The challenge with a remake like this is to resonate with the original much loved stories while bringing something new and modern to the film. Time, then, for a look back to the original. The Lone Ranger was an early TV series in the 1950s, about an unnamed, masked Texas Ranger in the American Old West, who galloped about on his horse Silver, righting injustices with the aid of his wise but laconic Native American assistant, Tonto. Silver was introduced to the audience at the beginning of each episode as ‘A fiery horse with the speed of light!’ At the end, the Lone Ranger would famously say, ‘Hi-Yo, Silver, away!’ (often misheard by the audience as ‘Hi-Ho’), as they galloped off. The series theme tune was the ‘cavalry charge’ finale of Rossini’s William Tell overture. The Lone Ranger had well over two hundred episodes and ran from 1949 to 1961, including re-runs. It successfully made the leap from black and white to colour TV in 1956.

The original Silver was a magnificent horse, white all over except for a couple of black dots around one eye.

So what about the remake? The film dramatically reveals much of the back story to the old series: why the lone ranger was “lone” and why he wears a mask. Importantly, the film’s director Gore Verbinski has taken a similar line to Steven Spielberg’s in War Horse: he’s gone for real stunts wherever possible and spectacular real locations instead of taking the easy way out with CGI. From the trailers, it looks like this has really paid off in terms of the film’s excitement factor. 2013’s Silver, is also a fabulous white horse – but this one even gallops inside a train.

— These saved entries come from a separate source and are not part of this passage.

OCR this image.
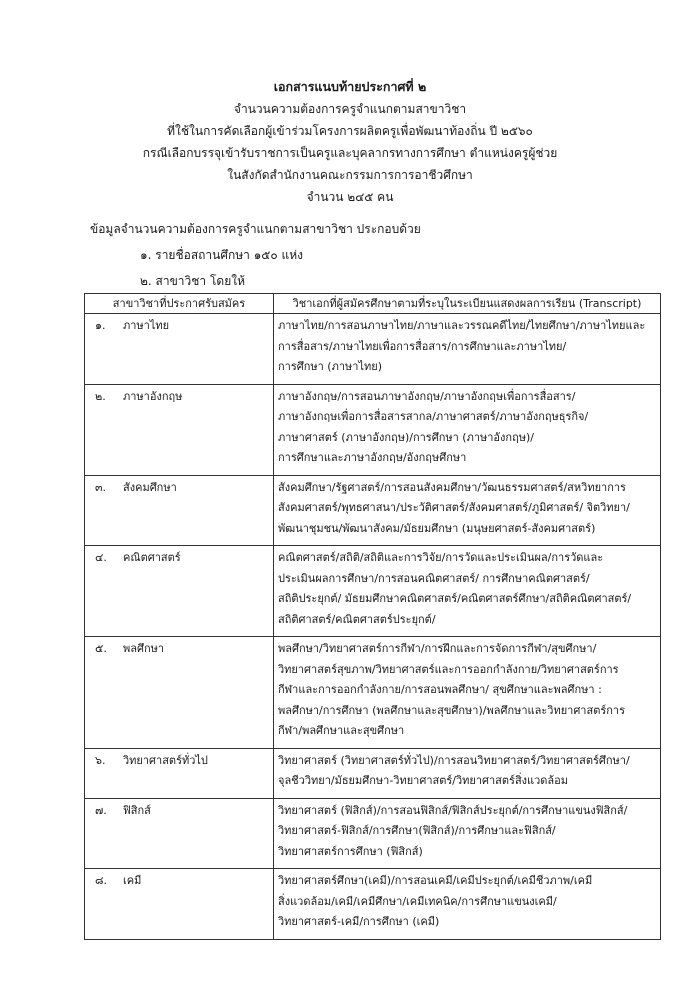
เอกสารแนบท้ายประกาศที่ ๒
จำนวนความต้องการครูจำแนกตามสาขาวิชา
ที่ใช้ในการคัดเลือกผู้เข้าร่วมโครงการผลิตครูเพื่อพัฒนาท้องถิ่น ปี ๒๕๖๐
กรณีเลือกบรรจุเข้ารับราชการเป็นครูและบุคลากรทางการศึกษา ตำแหน่งครูผู้ช่วย
ในสังกัดสำนักงานคณะกรรมการการอาชีวศึกษา
จำนวน ๒๔๕ คน
ข้อมูลจำนวนความต้องการครูจำแนกตามสาขาวิชา ประกอบด้วย
๑. รายชื่อสถานศึกษา ๑๕๐ แห่ง
๒. สาขาวิชา โดยให้
สาขาวิชาที่ประกาศรับสมัคร	วิชาเอกที่ผู้สมัครศึกษาตามที่ระบุในระเบียนแสดงผลการเรียน (Transcript)
๑. ภาษาไทย	ภาษาไทย/การสอนภาษาไทย/ภาษาและวรรณคดีไทย/ไทยศึกษา/ภาษาไทยและ
การสื่อสาร/ภาษาไทยเพื่อการสื่อสาร/การศึกษาและภาษาไทย/
การศึกษา (ภาษาไทย)

๒. ภาษาอังกฤษ	ภาษาอังกฤษ/การสอนภาษาอังกฤษ/ภาษาอังกฤษเพื่อการสื่อสาร/
ภาษาอังกฤษเพื่อการสื่อสารสากล/ภาษาศาสตร์/ภาษาอังกฤษธุรกิจ/
ภาษาศาสตร์ (ภาษาอังกฤษ)/การศึกษา (ภาษาอังกฤษ)/
การศึกษาและภาษาอังกฤษ/อังกฤษศึกษา

๓. สังคมศึกษา	สังคมศึกษา/รัฐศาสตร์/การสอนสังคมศึกษา/วัฒนธรรมศาสตร์/สหวิทยาการ
สังคมศาสตร์/พุทธศาสนา/ประวัติศาสตร์/สังคมศาสตร์/ภูมิศาสตร์/ จิตวิทยา/
พัฒนาชุมชน/พัฒนาสังคม/มัธยมศึกษา (มนุษยศาสตร์-สังคมศาสตร์)

๔. คณิตศาสตร์	คณิตศาสตร์/สถิติ/สถิติและการวิจัย/การวัดและประเมินผล/การวัดและ
ประเมินผลการศึกษา/การสอนคณิตศาสตร์/ การศึกษาคณิตศาสตร์/
สถิติประยุกต์/ มัธยมศึกษาคณิตศาสตร์/คณิตศาสตร์ศึกษา/สถิติคณิตศาสตร์/
สถิติศาสตร์/คณิตศาสตร์ประยุกต์/

๕. พลศึกษา	พลศึกษา/วิทยาศาสตร์การกีฬา/การฝึกและการจัดการกีฬา/สุขศึกษา/
วิทยาศาสตร์สุขภาพ/วิทยาศาสตร์และการออกกำลังกาย/วิทยาศาสตร์การ
กีฬาและการออกกำลังกาย/การสอนพลศึกษา/ สุขศึกษาและพลศึกษา :
พลศึกษา/การศึกษา (พลศึกษาและสุขศึกษา)/พลศึกษาและวิทยาศาสตร์การ
กีฬา/พลศึกษาและสุขศึกษา

๖. วิทยาศาสตร์ทั่วไป	วิทยาศาสตร์ (วิทยาศาสตร์ทั่วไป)/การสอนวิทยาศาสตร์/วิทยาศาสตร์ศึกษา/
จุลชีววิทยา/มัธยมศึกษา-วิทยาศาสตร์/วิทยาศาสตร์สิ่งแวดล้อม

๗. ฟิสิกส์	วิทยาศาสตร์ (ฟิสิกส์)/การสอนฟิสิกส์/ฟิสิกส์ประยุกต์/การศึกษาแขนงฟิสิกส์/
วิทยาศาสตร์-ฟิสิกส์/การศึกษา(ฟิสิกส์)/การศึกษาและฟิสิกส์/
วิทยาศาสตร์การศึกษา (ฟิสิกส์)

๘. เคมี	วิทยาศาสตร์ศึกษา(เคมี)/การสอนเคมี/เคมีประยุกต์/เคมีชีวภาพ/เคมี
สิ่งแวดล้อม/เคมี/เคมีศึกษา/เคมีเทคนิค/การศึกษาแขนงเคมี/
วิทยาศาสตร์-เคมี/การศึกษา (เคมี)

Check out the trailers. On YouTube there’s even a behind-the-scenes trailer which shows the sheer dangers involved in shooting hair-raising action sequences. For example, there’s some action set on a rickety scaffolding on top of one of the rocky buttes in Monument Valley. There’s also has a clip of Johnny Depp’s (real and unscheduled) dramatic accident as he falls off his horse and gets dragged.

Fast-moving, stunning Western locations – amazing train and horse scenes. Let’s hope the film lives up to its trailer hype. I’ll be going for the horse scenes anyhow.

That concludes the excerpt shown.